Steffen Stange, alcade de Rositz.Elena Séville

Il y a moins de migrants et de demandeurs d’asile en Allemagne de l’Est qu’à l’ouest, mais les attitudes xénophobes et racistes sont plus répandues, comme le montrent des études récentes. L’AfD a basé sa campagne sur des messages anti-immigration, également à Rositz, où sont encore accrochées plusieurs affiches de la formation montrant un avion et la légende « Été, soleil, remigration“. Rémigration a été élu mot le plus négatif de l’année en Allemagne. L’intention euphémique ne cache pas ce qu’elle signifie pour les ultras : le rapatriement forcé de millions de personnes d’origine étrangère, même naturalisées.

Le maire Stange assure que la migration ne pose aucun problème dans la commune. “Il n’y a pratiquement pas d’immigrés !”, s’exclame-t-il. « Nous avons ici 40 ou 50 Ukrainiens qui ont fui la guerre. Et peut-être 15 ou 20 demandeurs d’asile, des Africains. Rien d’autre. Peut-être que les gens ont peur que cela se passe comme ailleurs, je ne sais pas.»

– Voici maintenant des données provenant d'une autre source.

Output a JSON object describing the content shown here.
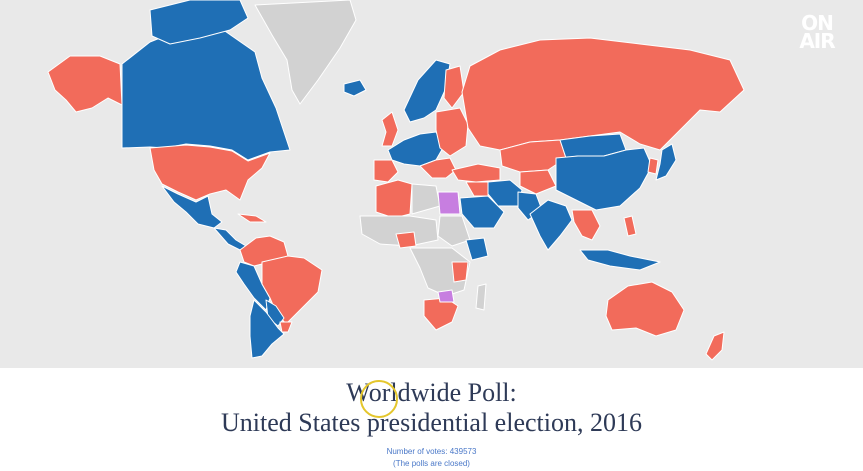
{
  "logo": {
    "line1": "ON",
    "line2": "AIR"
  },
  "title": {
    "line1": "Worldwide Poll:",
    "line2": "United States presidential election, 2016"
  },
  "votes": {
    "label": "Number of votes:",
    "count": "439573",
    "status": "(The polls are closed)"
  },
  "colors": {
    "red": "#f26b5b",
    "blue": "#1f6fb5",
    "purple": "#c77ee0",
    "no_data": "#d2d2d2",
    "ocean": "#e9e9e9"
  }
}
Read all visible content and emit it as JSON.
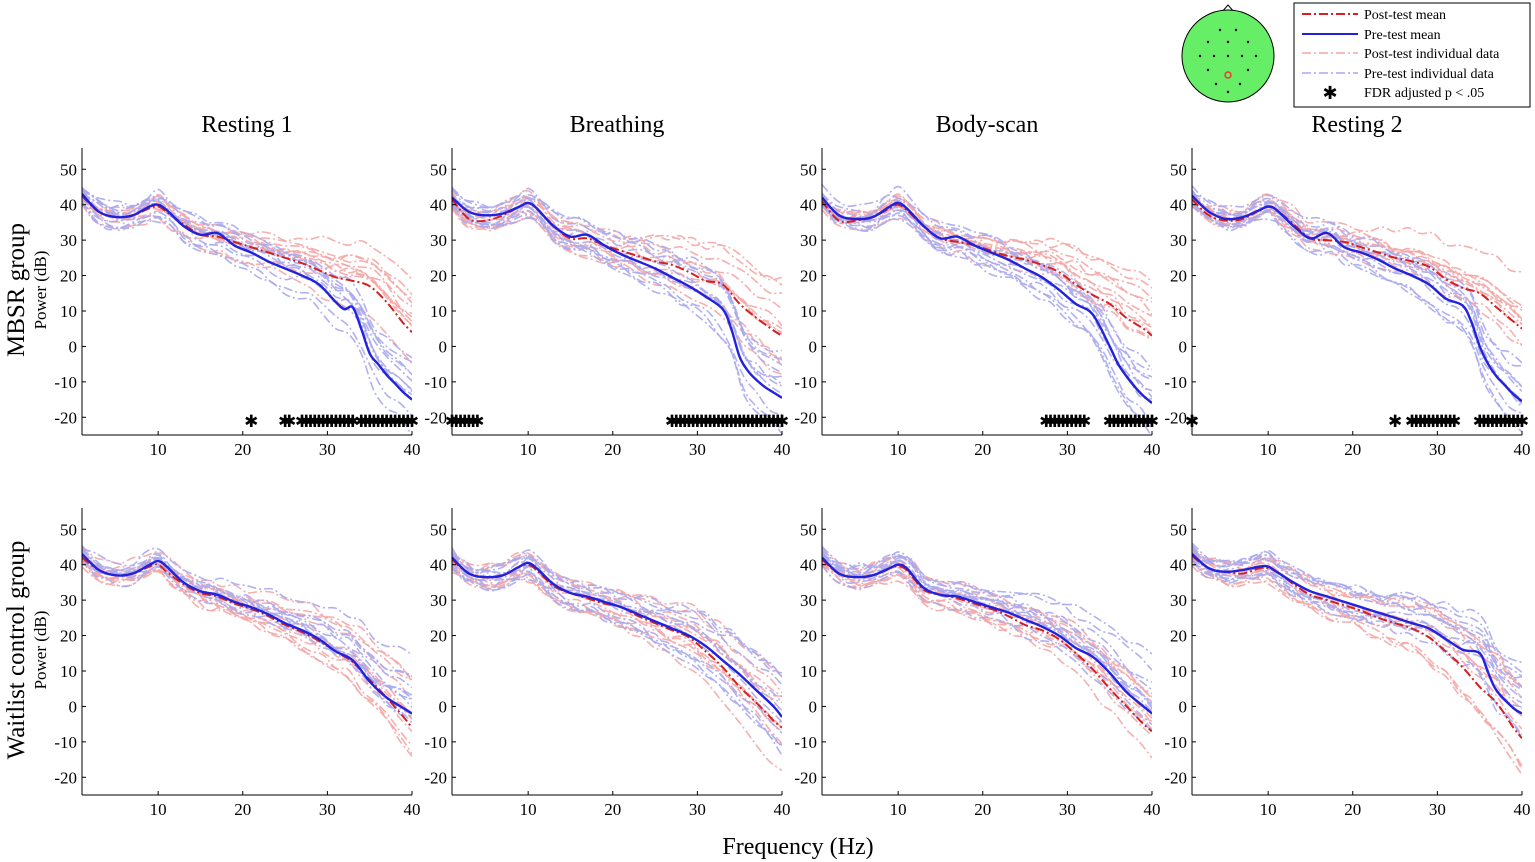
{
  "figure": {
    "column_titles": [
      "Resting 1",
      "Breathing",
      "Body-scan",
      "Resting 2"
    ],
    "row_labels": [
      "MBSR group",
      "Waitlist control group"
    ],
    "y_axis_label": "Power (dB)",
    "x_axis_label": "Frequency (Hz)",
    "legend": [
      {
        "label": "Post-test mean",
        "style": "dashdot",
        "color": "#d62020"
      },
      {
        "label": "Pre-test mean",
        "style": "solid",
        "color": "#2222dd"
      },
      {
        "label": "Post-test individual data",
        "style": "dashdot",
        "color": "#f4a6a6"
      },
      {
        "label": "Pre-test individual data",
        "style": "dashdot",
        "color": "#a8a8ee"
      },
      {
        "label": "FDR adjusted p < .05",
        "style": "marker",
        "color": "#000000"
      }
    ],
    "head_map": {
      "scalp_color": "#66ee66",
      "highlight_color": "#ee3333"
    }
  },
  "chart_data": {
    "type": "line",
    "xlim": [
      1,
      40
    ],
    "ylim": [
      -25,
      56
    ],
    "xticks": [
      10,
      20,
      30,
      40
    ],
    "yticks": [
      -20,
      -10,
      0,
      10,
      20,
      30,
      40,
      50
    ],
    "panels": [
      {
        "row": "MBSR group",
        "column": "Resting 1",
        "series": [
          {
            "name": "Pre-test mean",
            "x": [
              1,
              3,
              5,
              7,
              9,
              10,
              11,
              13,
              15,
              17,
              19,
              21,
              23,
              25,
              27,
              29,
              31,
              32,
              33,
              34,
              35,
              36,
              37,
              38,
              39,
              40
            ],
            "values": [
              43,
              38,
              36.5,
              37,
              39.5,
              40,
              38.5,
              34,
              31.5,
              32,
              28.5,
              26.5,
              24,
              22,
              20,
              17.5,
              12.5,
              10.5,
              11,
              5,
              -2,
              -5,
              -8,
              -10.5,
              -13,
              -15
            ]
          },
          {
            "name": "Post-test mean",
            "x": [
              1,
              3,
              5,
              7,
              9,
              10,
              11,
              13,
              15,
              17,
              19,
              21,
              23,
              25,
              27,
              29,
              31,
              33,
              35,
              37,
              39,
              40
            ],
            "values": [
              42.5,
              38,
              36.5,
              37,
              39,
              39.5,
              38,
              34.5,
              31.5,
              31,
              29.5,
              28,
              26.5,
              25,
              23.5,
              21.5,
              19.5,
              18.5,
              17,
              12.5,
              6.5,
              4
            ]
          }
        ],
        "significant_frequencies": [
          21,
          25,
          25.5,
          27,
          27.5,
          28,
          28.5,
          29,
          29.5,
          30,
          30.5,
          31,
          31.5,
          32,
          32.5,
          33,
          34,
          34.5,
          35,
          35.5,
          36,
          36.5,
          37,
          37.5,
          38,
          38.5,
          39,
          39.5,
          40
        ]
      },
      {
        "row": "MBSR group",
        "column": "Breathing",
        "series": [
          {
            "name": "Pre-test mean",
            "x": [
              1,
              3,
              5,
              7,
              9,
              10,
              11,
              13,
              15,
              17,
              19,
              21,
              23,
              25,
              27,
              29,
              31,
              33,
              34,
              35,
              36,
              37,
              38,
              39,
              40
            ],
            "values": [
              42,
              38,
              37,
              37.5,
              39.5,
              40.5,
              39,
              34,
              31,
              31.5,
              28.5,
              26,
              24,
              22,
              19.5,
              17,
              14,
              10.5,
              5,
              -3,
              -7,
              -9.5,
              -11.5,
              -13,
              -14.5
            ]
          },
          {
            "name": "Post-test mean",
            "x": [
              1,
              3,
              5,
              7,
              9,
              10,
              11,
              13,
              15,
              17,
              19,
              21,
              23,
              25,
              27,
              29,
              31,
              33,
              35,
              37,
              39,
              40
            ],
            "values": [
              41.5,
              36,
              35.5,
              37,
              39.5,
              40.5,
              39,
              34,
              30.5,
              30.5,
              28.5,
              27,
              25.5,
              24,
              23,
              21,
              18.5,
              17.5,
              12,
              8,
              4.5,
              3
            ]
          }
        ],
        "significant_frequencies": [
          1,
          1.5,
          2,
          2.5,
          3,
          3.5,
          4,
          27,
          27.5,
          28,
          28.5,
          29,
          29.5,
          30,
          30.5,
          31,
          31.5,
          32,
          32.5,
          33,
          33.5,
          34,
          34.5,
          35,
          35.5,
          36,
          36.5,
          37,
          37.5,
          38,
          38.5,
          39,
          39.5,
          40
        ]
      },
      {
        "row": "MBSR group",
        "column": "Body-scan",
        "series": [
          {
            "name": "Pre-test mean",
            "x": [
              1,
              3,
              5,
              7,
              9,
              10,
              11,
              13,
              15,
              17,
              19,
              21,
              23,
              25,
              27,
              29,
              31,
              33,
              35,
              36,
              37,
              38,
              39,
              40
            ],
            "values": [
              42,
              37,
              36,
              36.5,
              39.5,
              40.5,
              39,
              34,
              30.5,
              31,
              28.5,
              26.5,
              24.5,
              22,
              19.5,
              16,
              12,
              9,
              0,
              -5,
              -8.5,
              -11.5,
              -14,
              -16
            ]
          },
          {
            "name": "Post-test mean",
            "x": [
              1,
              3,
              5,
              7,
              9,
              10,
              11,
              13,
              15,
              17,
              19,
              21,
              23,
              25,
              27,
              29,
              31,
              33,
              35,
              37,
              39,
              40
            ],
            "values": [
              41,
              35.5,
              35.5,
              36.5,
              39,
              40,
              38.5,
              34,
              30.5,
              29.5,
              28.5,
              27,
              25.5,
              24.5,
              23,
              21,
              17.5,
              14.5,
              12,
              8,
              5,
              3
            ]
          }
        ],
        "significant_frequencies": [
          27.5,
          28,
          28.5,
          29,
          29.5,
          30,
          30.5,
          31,
          31.5,
          32,
          35,
          35.5,
          36,
          36.5,
          37,
          37.5,
          38,
          38.5,
          39,
          39.5,
          40
        ]
      },
      {
        "row": "MBSR group",
        "column": "Resting 2",
        "series": [
          {
            "name": "Pre-test mean",
            "x": [
              1,
              3,
              5,
              7,
              9,
              10,
              11,
              13,
              15,
              17,
              19,
              21,
              23,
              25,
              27,
              29,
              31,
              33,
              34,
              35,
              36,
              37,
              38,
              39,
              40
            ],
            "values": [
              42.5,
              38,
              36,
              36.5,
              38.5,
              39.5,
              38.5,
              34,
              30.5,
              32,
              28,
              26.5,
              24.5,
              22,
              20,
              17.5,
              13.5,
              11.5,
              7,
              0,
              -5,
              -8.5,
              -11,
              -13.5,
              -15.5
            ]
          },
          {
            "name": "Post-test mean",
            "x": [
              1,
              3,
              5,
              7,
              9,
              10,
              11,
              13,
              15,
              17,
              19,
              21,
              23,
              25,
              27,
              29,
              31,
              33,
              35,
              37,
              39,
              40
            ],
            "values": [
              41.5,
              37,
              35.5,
              36,
              38.5,
              39.5,
              38.5,
              34.5,
              30.5,
              30,
              29.5,
              28,
              26.5,
              25,
              24,
              22.5,
              19,
              16.5,
              15,
              11,
              7,
              5
            ]
          }
        ],
        "significant_frequencies": [
          1,
          25,
          27,
          27.5,
          28,
          28.5,
          29,
          29.5,
          30,
          30.5,
          31,
          31.5,
          32,
          35,
          35.5,
          36,
          36.5,
          37,
          37.5,
          38,
          38.5,
          39,
          39.5,
          40
        ]
      },
      {
        "row": "Waitlist control group",
        "column": "Resting 1",
        "series": [
          {
            "name": "Pre-test mean",
            "x": [
              1,
              3,
              5,
              7,
              9,
              10,
              11,
              13,
              15,
              17,
              19,
              21,
              23,
              25,
              27,
              29,
              31,
              33,
              35,
              37,
              39,
              40
            ],
            "values": [
              43,
              38.5,
              37,
              37.5,
              40,
              41,
              39.5,
              35,
              32.5,
              31.5,
              29.5,
              28,
              26,
              23.5,
              21.5,
              19,
              15.5,
              13,
              7,
              2.5,
              -0.5,
              -2
            ]
          },
          {
            "name": "Post-test mean",
            "x": [
              1,
              3,
              5,
              7,
              9,
              10,
              11,
              13,
              15,
              17,
              19,
              21,
              23,
              25,
              27,
              29,
              31,
              33,
              35,
              37,
              39,
              40
            ],
            "values": [
              42,
              38.5,
              37,
              37.5,
              39.5,
              40,
              38,
              34.5,
              32,
              31,
              29,
              27.5,
              25.5,
              23,
              21,
              18.5,
              15.5,
              12.5,
              7.5,
              2.5,
              -3,
              -6
            ]
          }
        ]
      },
      {
        "row": "Waitlist control group",
        "column": "Breathing",
        "series": [
          {
            "name": "Pre-test mean",
            "x": [
              1,
              3,
              5,
              7,
              9,
              10,
              11,
              13,
              15,
              17,
              19,
              21,
              23,
              25,
              27,
              29,
              31,
              33,
              35,
              37,
              39,
              40
            ],
            "values": [
              42,
              37.5,
              36.5,
              37,
              39.5,
              40.5,
              39,
              34.5,
              32,
              31,
              29.5,
              28,
              26,
              24,
              22,
              20,
              17,
              13,
              9,
              4.5,
              0,
              -3
            ]
          },
          {
            "name": "Post-test mean",
            "x": [
              1,
              3,
              5,
              7,
              9,
              10,
              11,
              13,
              15,
              17,
              19,
              21,
              23,
              25,
              27,
              29,
              31,
              33,
              35,
              37,
              39,
              40
            ],
            "values": [
              41.5,
              37.5,
              36.5,
              37,
              39.5,
              40,
              38.5,
              34,
              32,
              30.5,
              29,
              28,
              25.5,
              23.5,
              21.5,
              19.5,
              15.5,
              11,
              5.5,
              1,
              -4,
              -6
            ]
          }
        ]
      },
      {
        "row": "Waitlist control group",
        "column": "Body-scan",
        "series": [
          {
            "name": "Pre-test mean",
            "x": [
              1,
              3,
              5,
              7,
              9,
              10,
              11,
              13,
              15,
              17,
              19,
              21,
              23,
              25,
              27,
              29,
              31,
              33,
              35,
              37,
              39,
              40
            ],
            "values": [
              42,
              37.5,
              36.5,
              37,
              39,
              40,
              39,
              33.5,
              31.5,
              31,
              29.5,
              28,
              26.5,
              24.5,
              22.5,
              20,
              16.5,
              14,
              9.5,
              4,
              0,
              -2
            ]
          },
          {
            "name": "Post-test mean",
            "x": [
              1,
              3,
              5,
              7,
              9,
              10,
              11,
              13,
              15,
              17,
              19,
              21,
              23,
              25,
              27,
              29,
              31,
              33,
              35,
              37,
              39,
              40
            ],
            "values": [
              41.5,
              37.5,
              36.5,
              37,
              39,
              39.5,
              38.5,
              33,
              31.5,
              30.5,
              29,
              27.5,
              25.5,
              23,
              21.5,
              19,
              15,
              10.5,
              5,
              0,
              -5,
              -7
            ]
          }
        ]
      },
      {
        "row": "Waitlist control group",
        "column": "Resting 2",
        "series": [
          {
            "name": "Pre-test mean",
            "x": [
              1,
              3,
              5,
              7,
              9,
              10,
              11,
              13,
              15,
              17,
              19,
              21,
              23,
              25,
              27,
              29,
              31,
              33,
              35,
              36,
              37,
              39,
              40
            ],
            "values": [
              43,
              39,
              38,
              38.5,
              39.5,
              39.5,
              38,
              35,
              32.5,
              31,
              29.5,
              28,
              26.5,
              25,
              23.5,
              22,
              19,
              16,
              15,
              9.5,
              4.5,
              -0.5,
              -2
            ]
          },
          {
            "name": "Post-test mean",
            "x": [
              1,
              3,
              5,
              7,
              9,
              10,
              11,
              13,
              15,
              17,
              19,
              21,
              23,
              25,
              27,
              29,
              31,
              33,
              35,
              37,
              39,
              40
            ],
            "values": [
              42.5,
              39,
              38,
              37.5,
              39,
              39,
              38,
              34.5,
              31.5,
              30,
              28.5,
              27,
              25,
              23.5,
              22,
              19.5,
              15.5,
              11,
              5.5,
              1,
              -6,
              -9
            ]
          }
        ]
      }
    ]
  }
}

“Rositz est comme une enclave dans cette zone, c’est vrai”, reconnaît Daniel Bär, le seul interrogé à accepter de donner son nom. Il finit de servir un client dans son magasin spécialisé en tondeuses à gazon et demande : « Êtes-vous allé à Altenburg, Gera ? Il y a de l’immigration là-bas et c’est bien sûr un problème. Il existe d’autres raisons de voter pour l’AfD, mais les principales sont le mécontentement et l’immigration. Le musulman, plus précisément », dit-il. “Nous ne voulons pas devenir la Rhénanie du Nord-Westphalie”, dit-il en faisant référence à la atterrir de l’ouest, le plus peuplé du pays, qui a accueilli le plus grand nombre de réfugiés ces dernières années.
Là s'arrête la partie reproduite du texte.